Greg Verdino, crayon

Our industry loves to fund studies that justify blind allegiance to the status quo, even though our own experiences clearly demonstrate that the same old things simply aren't as effective as they once were. For example, the research heads at broadcast networks continue to announce proprietary studies indicating that TV audiences really haven't changed much at all and that they do watch commercials, even though their DVRs empower them to fast-forward through them.


Greg Verdino is chief strategy officer at crayon. Read full bio.

Really? I have a TiVo and almost never watch commercials; neither do any the other TiVo owners I know, and most of them aren't cynical industry pundits. But it's too easy to blame the media companies. Advertisers and agencies are willing co-conspirators. Why else would they lock-in billions of dollars in the television upfront, paying ever higher effective CPMs for increasingly ineffective placements that reach smaller audiences every year?
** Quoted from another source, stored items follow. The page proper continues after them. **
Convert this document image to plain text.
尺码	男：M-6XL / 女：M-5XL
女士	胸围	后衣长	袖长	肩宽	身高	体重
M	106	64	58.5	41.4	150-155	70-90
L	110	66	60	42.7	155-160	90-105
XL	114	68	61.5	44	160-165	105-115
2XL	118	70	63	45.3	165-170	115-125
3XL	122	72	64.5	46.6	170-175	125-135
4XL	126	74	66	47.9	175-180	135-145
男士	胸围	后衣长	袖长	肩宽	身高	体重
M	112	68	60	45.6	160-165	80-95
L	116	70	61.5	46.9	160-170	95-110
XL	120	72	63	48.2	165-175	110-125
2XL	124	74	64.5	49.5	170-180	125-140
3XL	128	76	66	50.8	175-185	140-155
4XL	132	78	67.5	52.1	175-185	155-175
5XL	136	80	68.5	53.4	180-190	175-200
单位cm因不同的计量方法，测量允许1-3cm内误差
Which brings me to OPA's Online Video Advertising study; it really isn't much different from those TV studies. The findings seem to indicate that the interruptive 30-second pre-roll is an obvious "best practice," and yet it -- and mild variations of it (the only difference between a 15-second and a 30-second is a few seconds) -- was the only format tested.

The study tested pre-roll versus post-roll, 30 seconds versus 15 seconds and repurposed TV versus original for the web, but it ignored the many other video-based marketing options that can be easily supported with today's technologies.

Do publishers really need to prove to advertisers that they should be porting the familiar old interruption ad model to the web? They're already more than willing to make those buys, as evidenced by some major video portals' claims that their inventory is chronically oversold. I know; I've been there myself.

Today I work at a company founded by the author of "Life After the 30-Second Spot", and from that perspective, my assessment of the OPA study shouldn't surprise you. But dig deeper into my background and you may be surprised. I led Arbitron's internet measurement practice back in the early days of internet radio. I understand how difficult it is to get even the savviest consumers to think about possibilities they've yet to encounter in the real world, and how easy it is to design surveys that will de facto validate the interests of your core constituents. More recently, I ran sales and marketing for a leading broadband video network that, at the time, represented more than 60 million pre-roll impressions.

I know that when pitching agencies on the promise of repurposed television, 30 seconds was our path of least resistance, all the while knowing exactly how much impact they had on our abandonment rates.

But you don't need to be an expert in online video analytics to question the validity of the OPA study's findings. It's easy to see that the survey poses the wrong questions.

My question then is: where's the study that helps marketers, agencies and media companies navigate a path to true innovation in online video? Where are the questions about branded content, the integration of product placements into online video and the use of next-generation video interactivity, including hotspots, overlays and telescoping? Where are the findings that justify the development of new video ad models that don't rely upon intercepting consumers when they just want to watch some content?

Maybe as an industry we're still afraid to ask those questions because the answers will force us to rethink the foundation of our business. That's a shame, because I'm convinced that they're the very questions we need to ask if we want to move our business forward.